On sait qu’un créancier professionnel, notamment une banque, ne peut pas se prévaloir d’un cautionnement conclu par une personne physique (par exemple, un dirigeant pour garantir un prêt contracté par sa société) dont l’engagement était, lorsqu’il a été souscrit, manifestement disproportionné à ses biens et à ses revenus. À moins que le patrimoine de cette personne ne lui permette, au moment où la banque lui demande de payer en lieu et place du débiteur, de faire face à son obligation.
À noter : il s’agit donc d’un moyen fréquemment invoqué par les cautions pour tenter d’échapper à leur obligation lorsqu’elles sont poursuivies par leur banque.
Prise en compte de tous les biens sans distinction
Mais une question se pose : lorsqu’une personne, mariée sous le régime de la communauté, s’est portée caution sans l’accord de son conjoint, faut-il prendre en compte, pour évaluer le caractère manifestement disproportionné de son engagement, uniquement ses revenus et ses biens propres ou aussi les biens qu’elle possède en commun avec son conjoint ?
La Cour de cassation a tranché en faveur de la deuxième proposition : pour elle, la disproportion manifeste de l’engagement de la personne qui s’est portée caution doit s’apprécier par rapport à tous ses biens, sans distinction, donc aussi par rapport aux biens communs.
Ainsi, dans cette affaire, les juges ont décidé qu’un bien immobilier appartenant en commun aux deux époux devait être pris en considération pour apprécier si l’engagement de caution pris par l’un d’eux pour garantir les dettes d’une société envers un fournisseur était ou non disproportionné. Et ce, quand bien même ce bien ne pouvait de toutes façons pas être saisi par le fournisseur puisque l’autre époux n’avait pas donné son consentement au cautionnement.

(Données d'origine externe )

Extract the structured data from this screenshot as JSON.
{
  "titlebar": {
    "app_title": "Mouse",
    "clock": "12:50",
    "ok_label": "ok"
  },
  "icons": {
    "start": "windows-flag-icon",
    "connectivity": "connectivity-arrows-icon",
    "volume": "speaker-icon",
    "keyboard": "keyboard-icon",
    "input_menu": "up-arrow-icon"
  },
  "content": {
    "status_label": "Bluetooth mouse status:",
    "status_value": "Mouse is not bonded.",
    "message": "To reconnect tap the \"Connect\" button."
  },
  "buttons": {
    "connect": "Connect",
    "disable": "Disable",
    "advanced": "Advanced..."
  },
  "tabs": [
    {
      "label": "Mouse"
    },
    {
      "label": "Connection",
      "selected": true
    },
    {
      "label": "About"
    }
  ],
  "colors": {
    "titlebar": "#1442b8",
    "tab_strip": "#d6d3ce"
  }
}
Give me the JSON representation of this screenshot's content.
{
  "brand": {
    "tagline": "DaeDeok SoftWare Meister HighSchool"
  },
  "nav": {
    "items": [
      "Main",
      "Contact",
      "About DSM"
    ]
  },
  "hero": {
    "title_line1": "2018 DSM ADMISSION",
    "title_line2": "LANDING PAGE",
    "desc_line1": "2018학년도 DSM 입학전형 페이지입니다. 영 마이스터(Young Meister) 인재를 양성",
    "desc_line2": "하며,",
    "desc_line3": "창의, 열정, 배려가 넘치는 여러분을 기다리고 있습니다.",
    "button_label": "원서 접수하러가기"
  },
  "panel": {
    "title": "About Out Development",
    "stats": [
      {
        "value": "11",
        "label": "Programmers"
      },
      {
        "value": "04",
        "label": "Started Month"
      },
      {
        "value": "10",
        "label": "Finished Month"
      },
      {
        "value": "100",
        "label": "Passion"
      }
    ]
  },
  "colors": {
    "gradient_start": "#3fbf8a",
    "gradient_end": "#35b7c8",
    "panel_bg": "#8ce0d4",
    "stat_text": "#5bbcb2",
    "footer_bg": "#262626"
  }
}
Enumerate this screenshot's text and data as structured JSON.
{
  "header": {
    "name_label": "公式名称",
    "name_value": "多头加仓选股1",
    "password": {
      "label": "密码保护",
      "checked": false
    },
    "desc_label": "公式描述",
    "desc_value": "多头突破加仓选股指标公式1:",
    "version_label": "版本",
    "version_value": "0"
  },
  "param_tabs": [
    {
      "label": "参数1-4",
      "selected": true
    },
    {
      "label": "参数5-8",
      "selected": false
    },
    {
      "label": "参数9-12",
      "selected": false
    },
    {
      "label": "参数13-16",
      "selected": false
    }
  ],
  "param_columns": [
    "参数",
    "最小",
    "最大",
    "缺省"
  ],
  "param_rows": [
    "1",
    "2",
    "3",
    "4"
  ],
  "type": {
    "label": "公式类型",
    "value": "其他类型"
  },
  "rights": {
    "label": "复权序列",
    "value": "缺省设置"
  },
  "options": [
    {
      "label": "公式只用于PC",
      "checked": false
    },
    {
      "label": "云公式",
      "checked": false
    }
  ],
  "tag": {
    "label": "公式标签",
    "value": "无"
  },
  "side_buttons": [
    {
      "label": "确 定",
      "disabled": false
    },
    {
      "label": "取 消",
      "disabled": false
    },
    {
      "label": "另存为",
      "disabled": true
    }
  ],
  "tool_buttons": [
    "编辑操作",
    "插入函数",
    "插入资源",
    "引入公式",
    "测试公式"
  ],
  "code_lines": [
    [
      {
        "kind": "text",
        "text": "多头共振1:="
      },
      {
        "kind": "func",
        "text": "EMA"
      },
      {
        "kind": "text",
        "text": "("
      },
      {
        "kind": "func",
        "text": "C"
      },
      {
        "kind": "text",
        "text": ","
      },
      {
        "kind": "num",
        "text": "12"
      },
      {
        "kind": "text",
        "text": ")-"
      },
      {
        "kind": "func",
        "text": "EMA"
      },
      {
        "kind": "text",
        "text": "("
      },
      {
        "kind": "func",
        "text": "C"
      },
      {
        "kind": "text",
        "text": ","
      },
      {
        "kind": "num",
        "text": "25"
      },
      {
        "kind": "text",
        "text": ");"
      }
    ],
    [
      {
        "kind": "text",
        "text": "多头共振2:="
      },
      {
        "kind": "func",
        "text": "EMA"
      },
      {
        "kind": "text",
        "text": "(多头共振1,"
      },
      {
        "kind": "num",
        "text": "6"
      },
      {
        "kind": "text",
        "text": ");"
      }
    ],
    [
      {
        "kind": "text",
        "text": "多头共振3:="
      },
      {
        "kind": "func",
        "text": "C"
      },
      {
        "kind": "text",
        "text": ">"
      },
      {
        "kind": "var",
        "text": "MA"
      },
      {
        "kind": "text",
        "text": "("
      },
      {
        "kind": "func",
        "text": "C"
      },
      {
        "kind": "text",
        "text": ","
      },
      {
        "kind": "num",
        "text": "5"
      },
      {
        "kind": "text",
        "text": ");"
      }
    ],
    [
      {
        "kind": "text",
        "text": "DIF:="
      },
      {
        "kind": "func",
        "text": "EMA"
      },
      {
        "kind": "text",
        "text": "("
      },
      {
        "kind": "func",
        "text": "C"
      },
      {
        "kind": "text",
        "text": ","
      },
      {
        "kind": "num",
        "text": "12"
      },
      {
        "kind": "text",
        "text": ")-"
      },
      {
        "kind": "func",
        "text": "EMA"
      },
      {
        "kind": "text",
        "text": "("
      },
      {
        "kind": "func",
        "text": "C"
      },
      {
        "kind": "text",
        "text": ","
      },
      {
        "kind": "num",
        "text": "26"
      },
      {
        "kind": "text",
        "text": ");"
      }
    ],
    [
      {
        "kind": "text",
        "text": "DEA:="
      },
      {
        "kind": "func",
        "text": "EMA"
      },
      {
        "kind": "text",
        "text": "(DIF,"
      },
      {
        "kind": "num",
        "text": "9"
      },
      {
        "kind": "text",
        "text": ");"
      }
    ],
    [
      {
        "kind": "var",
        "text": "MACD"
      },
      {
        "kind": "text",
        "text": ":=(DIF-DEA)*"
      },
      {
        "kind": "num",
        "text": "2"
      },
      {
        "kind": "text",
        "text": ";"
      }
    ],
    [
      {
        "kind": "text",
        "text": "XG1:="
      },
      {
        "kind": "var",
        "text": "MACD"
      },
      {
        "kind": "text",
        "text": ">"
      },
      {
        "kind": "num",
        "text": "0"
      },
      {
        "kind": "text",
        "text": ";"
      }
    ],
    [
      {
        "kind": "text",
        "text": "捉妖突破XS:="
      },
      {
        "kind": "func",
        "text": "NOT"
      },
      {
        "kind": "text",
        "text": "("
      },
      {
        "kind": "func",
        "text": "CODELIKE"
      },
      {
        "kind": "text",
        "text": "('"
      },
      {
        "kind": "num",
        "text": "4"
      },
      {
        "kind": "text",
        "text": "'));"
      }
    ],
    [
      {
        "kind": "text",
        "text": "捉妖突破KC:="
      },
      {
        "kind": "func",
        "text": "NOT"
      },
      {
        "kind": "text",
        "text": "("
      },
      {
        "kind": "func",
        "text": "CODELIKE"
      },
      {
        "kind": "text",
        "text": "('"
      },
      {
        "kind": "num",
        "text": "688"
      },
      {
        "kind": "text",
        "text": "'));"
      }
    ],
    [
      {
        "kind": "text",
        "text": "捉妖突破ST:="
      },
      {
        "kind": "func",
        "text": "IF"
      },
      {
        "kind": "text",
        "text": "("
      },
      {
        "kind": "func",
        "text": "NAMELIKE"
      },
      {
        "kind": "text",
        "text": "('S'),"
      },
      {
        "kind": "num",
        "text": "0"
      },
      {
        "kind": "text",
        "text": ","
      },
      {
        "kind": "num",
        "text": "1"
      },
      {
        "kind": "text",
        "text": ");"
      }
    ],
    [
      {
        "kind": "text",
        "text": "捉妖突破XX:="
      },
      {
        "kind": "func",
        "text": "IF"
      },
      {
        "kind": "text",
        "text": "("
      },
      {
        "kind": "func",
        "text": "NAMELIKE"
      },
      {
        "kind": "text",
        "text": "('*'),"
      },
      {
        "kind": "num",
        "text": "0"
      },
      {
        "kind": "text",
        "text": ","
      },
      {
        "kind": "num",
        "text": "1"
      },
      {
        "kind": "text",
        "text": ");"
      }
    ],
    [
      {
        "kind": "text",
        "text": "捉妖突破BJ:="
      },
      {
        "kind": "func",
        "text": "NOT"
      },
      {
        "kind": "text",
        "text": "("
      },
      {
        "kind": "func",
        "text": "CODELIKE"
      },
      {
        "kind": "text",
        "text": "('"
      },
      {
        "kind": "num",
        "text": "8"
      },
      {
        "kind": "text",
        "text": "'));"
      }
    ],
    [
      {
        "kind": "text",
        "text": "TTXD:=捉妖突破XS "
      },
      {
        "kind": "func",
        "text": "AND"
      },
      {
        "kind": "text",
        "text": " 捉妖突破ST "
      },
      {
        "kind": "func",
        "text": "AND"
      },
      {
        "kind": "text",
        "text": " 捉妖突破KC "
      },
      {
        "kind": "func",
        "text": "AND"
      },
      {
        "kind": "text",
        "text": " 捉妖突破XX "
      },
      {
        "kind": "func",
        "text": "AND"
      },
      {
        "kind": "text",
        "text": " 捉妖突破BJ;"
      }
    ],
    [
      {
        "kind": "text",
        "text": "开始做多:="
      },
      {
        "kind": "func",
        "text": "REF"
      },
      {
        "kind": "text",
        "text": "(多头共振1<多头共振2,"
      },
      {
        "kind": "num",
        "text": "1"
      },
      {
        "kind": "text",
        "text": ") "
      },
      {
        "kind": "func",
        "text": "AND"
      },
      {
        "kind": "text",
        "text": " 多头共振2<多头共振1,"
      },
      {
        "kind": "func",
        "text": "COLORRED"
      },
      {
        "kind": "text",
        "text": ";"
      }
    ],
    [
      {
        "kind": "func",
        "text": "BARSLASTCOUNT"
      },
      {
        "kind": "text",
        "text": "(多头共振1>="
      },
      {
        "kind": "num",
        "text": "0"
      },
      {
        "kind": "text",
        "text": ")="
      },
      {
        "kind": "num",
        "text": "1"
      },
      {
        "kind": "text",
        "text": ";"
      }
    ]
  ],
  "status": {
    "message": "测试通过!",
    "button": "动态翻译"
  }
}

Rappel : lorsqu’une personne mariée sous le régime de la communauté se porte caution, elle n’engage, en principe, que ses biens propres et ses revenus. Les biens appartenant en commun au couple ne sont engagés par ce cautionnement que si le conjoint de l’intéressé y a expressément consenti. Sachant que dans ce cas, les biens propres du conjoint demeurent à l’abri des poursuites du créancier.